Dirty little secret called perfume
In my first ever job, a lady sitting next to me in the office asked about the perfume I was wearing. Proud and happy, I told her the name. It was DSquared Crystal Creek Wood. She looked it up online. "You must have a lot of money to be able to afford such expensive perfume!", she exclaimed. I felt really embarassed. Someone behind me turned around. I started making excuses, I was saving up for it for a long time, it was discounted, it was a birthday present from myself to myself. Because clearly, no one in their right mind would pay this much for a scent.
It was not the only time it happened, and while sometimes the interlocutor didn't mean anything by it, on few occasions there was an element of (harsh) judgement, suggesting vanity, being spendy, being unreasonable. Maybe it's not entirely wrong :) But I do wish they kept the thoughts to themselves.

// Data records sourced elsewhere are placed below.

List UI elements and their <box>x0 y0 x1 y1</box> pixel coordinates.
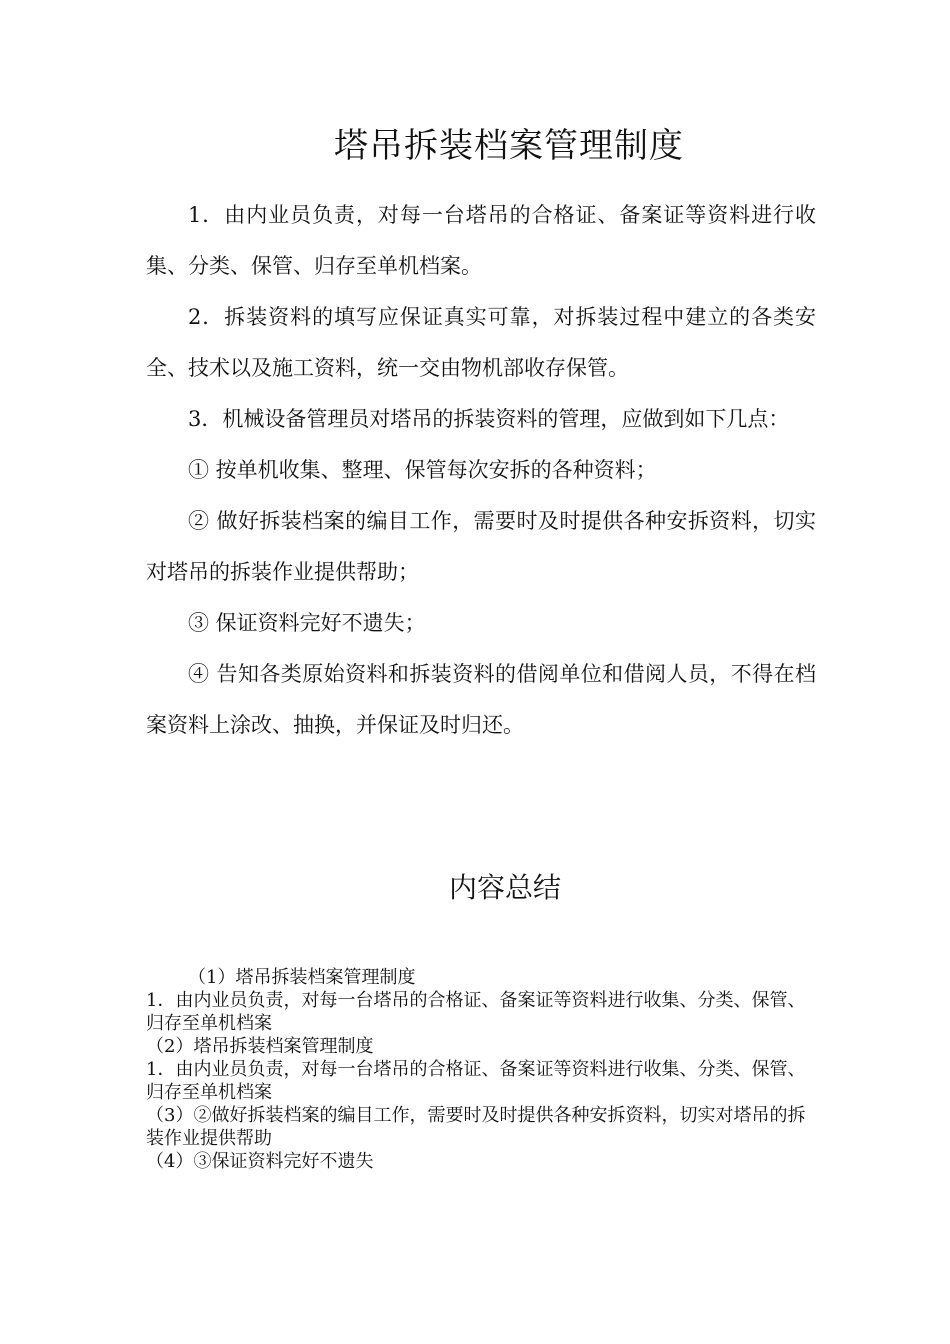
list-item-1: ① 按单机收集、整理、保管每次安拆的各种资料； <box>188 458 657 482</box>
list-item-2: ② 做好拆装档案的编目工作，需要时及时提供各种安拆资料，切实对塔吊的拆装作业提供帮助； <box>146 509 816 584</box>
summary-title: 内容总结 <box>448 871 561 904</box>
summary-line-4: 1．由内业员负责，对每一台塔吊的合格证、备案证等资料进行收集、分类、保管、归存至单机档案 <box>146 1059 806 1103</box>
document-title: 塔吊拆装档案管理制度 <box>334 126 684 166</box>
document-body <box>146 190 816 751</box>
paragraph-2: 2．拆装资料的填写应保证真实可靠，对拆装过程中建立的各类安全、技术以及施工资料，统一交由物机部收存保管。 <box>146 305 816 380</box>
summary-line-5: （3）②做好拆装档案的编目工作，需要时及时提供各种安拆资料，切实对塔吊的拆装作业提供帮助 <box>146 1105 806 1149</box>
paragraph-3: 3．机械设备管理员对塔吊的拆装资料的管理，应做到如下几点： <box>188 407 790 431</box>
summary-line-3: （2）塔吊拆装档案管理制度 <box>146 1036 374 1057</box>
paragraph-1: 1．由内业员负责，对每一台塔吊的合格证、备案证等资料进行收集、分类、保管、归存至单机档案。 <box>146 203 816 278</box>
list-item-4: ④ 告知各类原始资料和拆装资料的借阅单位和借阅人员，不得在档案资料上涂改、抽换，并保证及时归还。 <box>146 662 816 737</box>
summary-line-6: （4）③保证资料完好不遗失 <box>146 1151 374 1172</box>
list-item-3: ③ 保证资料完好不遗失； <box>188 611 426 635</box>
summary-line-2: 1．由内业员负责，对每一台塔吊的合格证、备案证等资料进行收集、分类、保管、归存至单机档案 <box>146 990 806 1034</box>
summary-line-1: （1）塔吊拆装档案管理制度 <box>188 967 416 988</box>
summary-body <box>146 966 806 1173</box>
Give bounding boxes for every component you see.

Don't get me wrong. I feel extremely priviledged to be able to enjoy perfume. It's a wonderful and amazing hobby, it allows me to travel in time and space without moving, it helped me make amazing frienships with people from all over the world. But I know it's a very fortunate position to be, to be able to sample, to exchange with others, to get to know so many wonderful creations.
But that element of being judged did make me a lot more cautious about sharing the passion. It also made me wonder, what it is that makes people so unfavourable towards some hobbies, and not others. Do people deem all past times in the same way, or are some superior/inferior, and what makes them so? What makes spending money on one thing more socially acceptable than spending money on something else?